Soñaba con esos leones, de los que podría haber dado cátedra. Una vez me explicaba detalles sobre las diferencias de los leones a lo largo de Chile, “los más grandes son los de la zona central”, me decía, “luego los del norte son medianos, y los del nevado sur, los más pequeños”.
Volpe fué siempre de la zona central, la de los leones grandes, como él, que para mí era algo así como una leyenda viviente.
Durante esas largas y frías noches, Volpe conversaba a solas con la muerte.
Era noble, sincero y gentil, como el Amadís de Gaula, y un polo de atracción en las tertulias del círculo literario del Lancelot, que él mismo había formado, y donde los invitados éramos pocos. Este grupo surge porque ahí Volpe acostumbraba citar a otros escritores, y se fué transformando este citadino lugar en un hito, un referente de juntarse cada viernes, en la luminosa instancia de compartir la mesa, el conocimiento y los libros.
Estábamos ahí por una actitud creativa que nos unía, pero en forma muy personal, yo sentí más de alguna vez, que estaba ahí por el sólo privilegio de esa amistad y de escuchar sus relatos.
Volpe siempre enarbolaba una lucidez que llevaba el germen de la ironía fina y el humor en un todo indiviso. No bebía más de la copa ritual para el frío. Más bién era amigo del café cortado y de la conversación de honduras.
Este hombre grande, fuerte, tenaz y polémico, intercambiaba ideas opuestas aún a su temperamento sanguíneo, con una tolerancia casi inconcebible.
Así quienes le conocieron, aunque no compartieran sus ideas, eran sus amigos incondicionales.
Telúrico, le gustaba ir a La Piedra del Molino, en San Felipe, donde disfrutaba sibaríticamente, para ir más tarde a los campos de Putaendo.
Lo conocí a fines de los setenta, en la esquina de La Unión Chica, en torno a amigos como: Oresthe Plath, Rolando Cárdenas, Martín Cerda y Jorge Teillier.

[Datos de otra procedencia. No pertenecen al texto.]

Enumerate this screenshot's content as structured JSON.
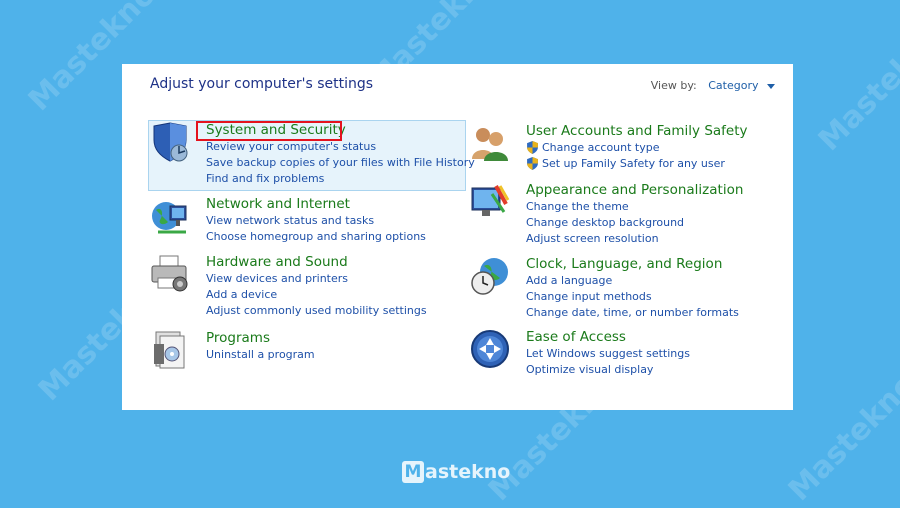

No evocaré sus versos ni su encendida prosa, he preferido citar las palabras de Armando Uribe: “fue y es un poeta en grande. Capaz de la primera epopeya chilena en mucho tiempo, siguiendo la heroica travesía de los conquistadores que descubren o revelan un nuevo país para siempre, un Chile que merece mitos. Él mismo es un Conquistador, de aspecto y ánimos épicos, … “.
La última vez que lo ví, me habló de los ancianos robledales, bosques nativos, impolutos. Algunas veces he creído verlo nuevamente, a caballo, con manta de Castilla, bajo la lluvia inmisericordiosa, en un eco de rugido de leones, diluyéndose, en la noche.
Para mí es desgarrador entregar ahora este testimonio. Volpe no era hombre de creer en otra vida. No amaba tanto esta tampoco. Más bién yo diría duramente que Volpe estaba condenado a vivir, y no estaba dispuesto a quedarse aquí para siempre, como si fuese un castigo terrible, … abandonado por la propia muerte.